Coffin now returns to this topic. He addresses the argument Clinton made at her press conference that she complied with federal records laws, and thus did not unlawfully delete records, because these laws leave it up to her, as the employee who created or received an e-mail, to decide whether that e-mail must be preserved under the Federal Records Act.
The argument is specious. To be sure, it is up to the employee or official (in this Clinton) to make an initial determination as to whether an email must be preserved. But the State Department’s records management manual makes clear that the official must also “prepare an inventory of personal papers and non-record materials proposed for removal” and then “request a review of the materials proposed for removal.”
After that, there’s a formal certification procedure. Only after certification is an official authorized to “remove” records from the Department’s custody. The manual also states that this review process is required for “Presidential appointees confirmed by the Senate.” Thus, they plainly applied to Clinton.
The reason for this procedure is obvious. If the official’s deletion decisions were not subject to such a review process, the official could delete whatever materials she wanted to, and the record retention requirements would be discretionary, not mandatory.
It is undisputed that Clinton did not take the steps that are required before documents may be removed from Department custody. In fact, it is undisputed that the deleted emails were never in the Department’s custody.
For that matter, the emails that Clinton didn’t destroy were not in State’s custody for a period of about two years following her departure from the Department. This too is a violation, Coffin notes. Thus, the case that Clinton committed the felony of willfully and unlawfully concealing and/or destroying records seems strong.

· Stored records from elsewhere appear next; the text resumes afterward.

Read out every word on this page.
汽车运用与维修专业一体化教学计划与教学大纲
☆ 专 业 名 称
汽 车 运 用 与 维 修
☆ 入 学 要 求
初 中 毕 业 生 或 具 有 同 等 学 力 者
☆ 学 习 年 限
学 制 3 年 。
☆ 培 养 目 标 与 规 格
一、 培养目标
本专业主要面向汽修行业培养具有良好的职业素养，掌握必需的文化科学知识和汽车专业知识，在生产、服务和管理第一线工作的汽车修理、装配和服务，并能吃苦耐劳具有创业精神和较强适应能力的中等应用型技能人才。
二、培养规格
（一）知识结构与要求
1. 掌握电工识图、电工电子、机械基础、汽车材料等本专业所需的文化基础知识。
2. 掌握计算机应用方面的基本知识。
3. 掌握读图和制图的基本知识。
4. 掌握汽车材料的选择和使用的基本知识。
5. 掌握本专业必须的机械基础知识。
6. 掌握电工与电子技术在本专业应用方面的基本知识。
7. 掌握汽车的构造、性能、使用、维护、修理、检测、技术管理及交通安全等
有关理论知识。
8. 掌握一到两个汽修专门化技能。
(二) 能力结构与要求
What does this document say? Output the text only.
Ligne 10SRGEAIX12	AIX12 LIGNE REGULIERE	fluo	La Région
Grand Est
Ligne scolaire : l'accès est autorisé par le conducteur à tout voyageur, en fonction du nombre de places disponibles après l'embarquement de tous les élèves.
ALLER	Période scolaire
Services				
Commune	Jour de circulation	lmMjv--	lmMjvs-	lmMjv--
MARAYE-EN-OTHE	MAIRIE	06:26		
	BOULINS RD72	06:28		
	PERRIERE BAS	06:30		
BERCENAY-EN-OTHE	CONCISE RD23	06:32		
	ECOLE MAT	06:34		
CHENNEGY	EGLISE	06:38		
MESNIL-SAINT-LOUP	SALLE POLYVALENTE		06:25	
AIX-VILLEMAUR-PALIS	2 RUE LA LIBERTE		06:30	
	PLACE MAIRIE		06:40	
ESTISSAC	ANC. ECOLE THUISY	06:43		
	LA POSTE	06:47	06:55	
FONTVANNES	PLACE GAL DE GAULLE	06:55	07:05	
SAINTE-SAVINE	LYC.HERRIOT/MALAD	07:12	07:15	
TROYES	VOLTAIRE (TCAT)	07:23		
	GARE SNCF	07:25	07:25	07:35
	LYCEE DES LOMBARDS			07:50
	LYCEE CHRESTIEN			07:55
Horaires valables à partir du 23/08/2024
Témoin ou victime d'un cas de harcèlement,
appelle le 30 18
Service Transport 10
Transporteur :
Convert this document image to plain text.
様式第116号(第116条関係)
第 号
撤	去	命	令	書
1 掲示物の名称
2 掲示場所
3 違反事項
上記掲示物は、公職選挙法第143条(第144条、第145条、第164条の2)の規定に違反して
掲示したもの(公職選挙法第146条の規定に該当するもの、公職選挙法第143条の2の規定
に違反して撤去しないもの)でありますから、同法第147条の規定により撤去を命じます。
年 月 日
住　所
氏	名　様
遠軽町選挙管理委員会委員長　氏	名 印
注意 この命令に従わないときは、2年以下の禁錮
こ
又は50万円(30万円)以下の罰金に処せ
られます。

Coffin also points to an additional crime Clinton may have committed. The State Department’s records manual requires that officials about to leave the Department be reminded of the requirements for the removal of personal papers and non-record materials, and that they execute Form OF-109. In this form, the departing official certifies, under penalty of perjury, that she has “surrendered to responsible officials all unclassified documents, and papers relating to the official business of the Government acquired by me while in the employ of the Department.”
Did Hillary sign From OF-109? If so, then it appears she committed the crime of perjury.
It may be that Clinton didn’t sign the form. In that case, there is no perjury. However, we would then want to know how Clinton avoided the signing requirement.
For now, the big question is: where is Hillary Clinton’s Form OF-109?